After I was accepted into Columbia University, I felt like I’d pulled off the biggest hoax in history. I’d single-handedly tricked the admission committee into allowing me to sit in the same classrooms as Alexander Hamilton and Barack Obama. On my first day of school, I had no doubt that all my classmates would be smarter and more cultured than me. Honestly, I’m still convinced that many of them are. But at this very moment, I’m doing it anyway.

I am a black girl who, against all odds, is smack dab in the middle of her dream. I’ve been the president of student organizations, earned multiple awards, delivered great speeches, and published scientific research. And those are the boring parts of the story. While I can admit that those moments were amazing, it’s the moments where I thought it would all come crashing down that shaped me the most. Those moments --where my hope was only running on fumes and I did it anyway-- gave me the chutzpah to push through to my successes.

Too often, success stories blatantly gloss over the gut-wrenching moments that lie between the first step and the finish line. Those stories shrink the idea of following a dream into some unrelatable, magical concept. But it’s not magic and it’s not always pretty. The ugly moments are the moments that everyone deserves to hear about. They’re the moments that we all have in common. Those moments transform the overdone fairy tale of following a dream into the reality of blood, doubt, and tears.

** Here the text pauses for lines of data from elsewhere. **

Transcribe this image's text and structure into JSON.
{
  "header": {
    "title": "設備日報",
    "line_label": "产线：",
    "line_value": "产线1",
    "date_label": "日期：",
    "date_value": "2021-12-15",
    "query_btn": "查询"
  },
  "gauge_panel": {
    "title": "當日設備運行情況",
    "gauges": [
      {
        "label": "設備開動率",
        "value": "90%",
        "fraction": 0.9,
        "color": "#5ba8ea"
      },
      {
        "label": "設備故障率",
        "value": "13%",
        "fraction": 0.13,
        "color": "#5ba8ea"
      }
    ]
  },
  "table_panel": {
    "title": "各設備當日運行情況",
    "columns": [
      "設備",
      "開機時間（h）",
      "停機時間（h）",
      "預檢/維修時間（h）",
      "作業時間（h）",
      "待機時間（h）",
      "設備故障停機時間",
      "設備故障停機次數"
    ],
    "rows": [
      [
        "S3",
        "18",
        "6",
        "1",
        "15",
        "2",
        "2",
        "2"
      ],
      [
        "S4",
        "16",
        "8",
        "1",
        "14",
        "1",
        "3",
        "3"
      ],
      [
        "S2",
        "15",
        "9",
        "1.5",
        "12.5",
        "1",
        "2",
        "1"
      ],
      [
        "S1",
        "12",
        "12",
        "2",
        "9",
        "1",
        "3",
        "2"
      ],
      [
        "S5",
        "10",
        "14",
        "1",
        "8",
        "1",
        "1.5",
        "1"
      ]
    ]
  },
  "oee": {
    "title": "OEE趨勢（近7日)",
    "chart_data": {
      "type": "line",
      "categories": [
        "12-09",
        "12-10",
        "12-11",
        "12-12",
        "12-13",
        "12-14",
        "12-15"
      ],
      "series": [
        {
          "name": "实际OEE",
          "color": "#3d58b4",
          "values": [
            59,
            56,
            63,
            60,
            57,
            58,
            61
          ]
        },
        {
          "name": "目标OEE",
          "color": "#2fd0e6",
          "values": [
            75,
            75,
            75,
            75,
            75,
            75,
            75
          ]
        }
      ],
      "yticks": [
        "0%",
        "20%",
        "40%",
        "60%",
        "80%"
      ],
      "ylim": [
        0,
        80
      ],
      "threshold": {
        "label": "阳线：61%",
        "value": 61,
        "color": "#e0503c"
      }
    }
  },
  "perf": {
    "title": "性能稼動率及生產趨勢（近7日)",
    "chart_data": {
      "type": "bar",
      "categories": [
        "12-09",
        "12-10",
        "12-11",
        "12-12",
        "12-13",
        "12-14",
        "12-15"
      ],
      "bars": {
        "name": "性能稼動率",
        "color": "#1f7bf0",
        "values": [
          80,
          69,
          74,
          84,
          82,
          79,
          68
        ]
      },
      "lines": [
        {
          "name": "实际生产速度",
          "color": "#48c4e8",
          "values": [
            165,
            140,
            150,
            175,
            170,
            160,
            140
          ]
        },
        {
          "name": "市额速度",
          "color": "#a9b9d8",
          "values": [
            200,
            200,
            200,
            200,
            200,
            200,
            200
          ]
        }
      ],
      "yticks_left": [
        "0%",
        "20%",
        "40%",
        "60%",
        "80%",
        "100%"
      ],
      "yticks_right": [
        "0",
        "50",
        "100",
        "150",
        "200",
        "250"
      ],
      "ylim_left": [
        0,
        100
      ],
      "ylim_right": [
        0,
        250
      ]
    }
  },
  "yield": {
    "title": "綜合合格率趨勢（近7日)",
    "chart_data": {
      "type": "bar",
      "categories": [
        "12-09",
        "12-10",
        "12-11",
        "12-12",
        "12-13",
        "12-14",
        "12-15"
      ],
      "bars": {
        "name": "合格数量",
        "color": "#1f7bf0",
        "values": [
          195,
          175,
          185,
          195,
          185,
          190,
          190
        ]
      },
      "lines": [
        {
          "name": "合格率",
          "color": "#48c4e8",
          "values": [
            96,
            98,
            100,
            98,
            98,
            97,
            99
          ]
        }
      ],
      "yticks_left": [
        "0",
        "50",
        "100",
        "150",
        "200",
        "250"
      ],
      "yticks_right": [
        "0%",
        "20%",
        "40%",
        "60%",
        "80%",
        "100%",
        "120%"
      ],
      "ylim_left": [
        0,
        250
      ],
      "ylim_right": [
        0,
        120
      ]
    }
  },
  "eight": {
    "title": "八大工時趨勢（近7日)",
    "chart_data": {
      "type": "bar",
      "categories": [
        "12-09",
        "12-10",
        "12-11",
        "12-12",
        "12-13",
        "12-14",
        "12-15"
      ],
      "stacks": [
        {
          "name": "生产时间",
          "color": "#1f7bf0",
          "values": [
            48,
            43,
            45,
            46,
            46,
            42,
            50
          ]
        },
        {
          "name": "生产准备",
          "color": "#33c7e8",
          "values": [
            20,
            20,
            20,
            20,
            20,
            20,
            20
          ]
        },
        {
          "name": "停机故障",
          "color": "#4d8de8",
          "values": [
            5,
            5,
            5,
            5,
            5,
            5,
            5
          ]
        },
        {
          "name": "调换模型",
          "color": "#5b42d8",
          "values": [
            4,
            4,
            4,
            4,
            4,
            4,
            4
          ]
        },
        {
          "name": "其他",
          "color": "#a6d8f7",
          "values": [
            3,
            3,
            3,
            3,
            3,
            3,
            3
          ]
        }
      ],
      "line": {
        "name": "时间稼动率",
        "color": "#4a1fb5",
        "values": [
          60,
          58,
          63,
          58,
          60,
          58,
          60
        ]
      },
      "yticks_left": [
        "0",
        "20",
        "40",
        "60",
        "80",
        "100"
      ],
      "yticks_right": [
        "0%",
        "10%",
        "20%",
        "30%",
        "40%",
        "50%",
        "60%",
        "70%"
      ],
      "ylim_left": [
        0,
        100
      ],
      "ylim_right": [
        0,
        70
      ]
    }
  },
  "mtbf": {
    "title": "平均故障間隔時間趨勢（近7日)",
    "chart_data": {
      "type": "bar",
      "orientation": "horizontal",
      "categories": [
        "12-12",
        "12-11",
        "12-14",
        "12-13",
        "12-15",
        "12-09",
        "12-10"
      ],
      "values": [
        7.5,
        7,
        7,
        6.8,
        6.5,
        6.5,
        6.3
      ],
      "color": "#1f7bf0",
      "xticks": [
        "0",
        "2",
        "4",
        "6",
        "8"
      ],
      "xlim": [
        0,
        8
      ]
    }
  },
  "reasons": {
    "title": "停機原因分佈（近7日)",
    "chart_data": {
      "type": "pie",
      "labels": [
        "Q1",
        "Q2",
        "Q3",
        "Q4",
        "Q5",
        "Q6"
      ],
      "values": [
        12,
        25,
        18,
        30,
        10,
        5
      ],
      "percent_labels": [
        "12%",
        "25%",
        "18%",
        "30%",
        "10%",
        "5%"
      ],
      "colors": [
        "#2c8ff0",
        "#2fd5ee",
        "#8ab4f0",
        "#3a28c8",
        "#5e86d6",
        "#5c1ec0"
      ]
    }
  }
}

The truth is that accomplishing a dream is a matter of endurance. Not everyone is going to believe in you and sometimes you might not believe in yourself. You do it anyway. You worry that it’s all coming crashing down. You do it anyway. And, at times, you feel like failure is lurking around every corner. And still, you do it anyway. When life gives you every good reason not to be great, you give life the finger and go be great anyway. That’s what dreams are made of.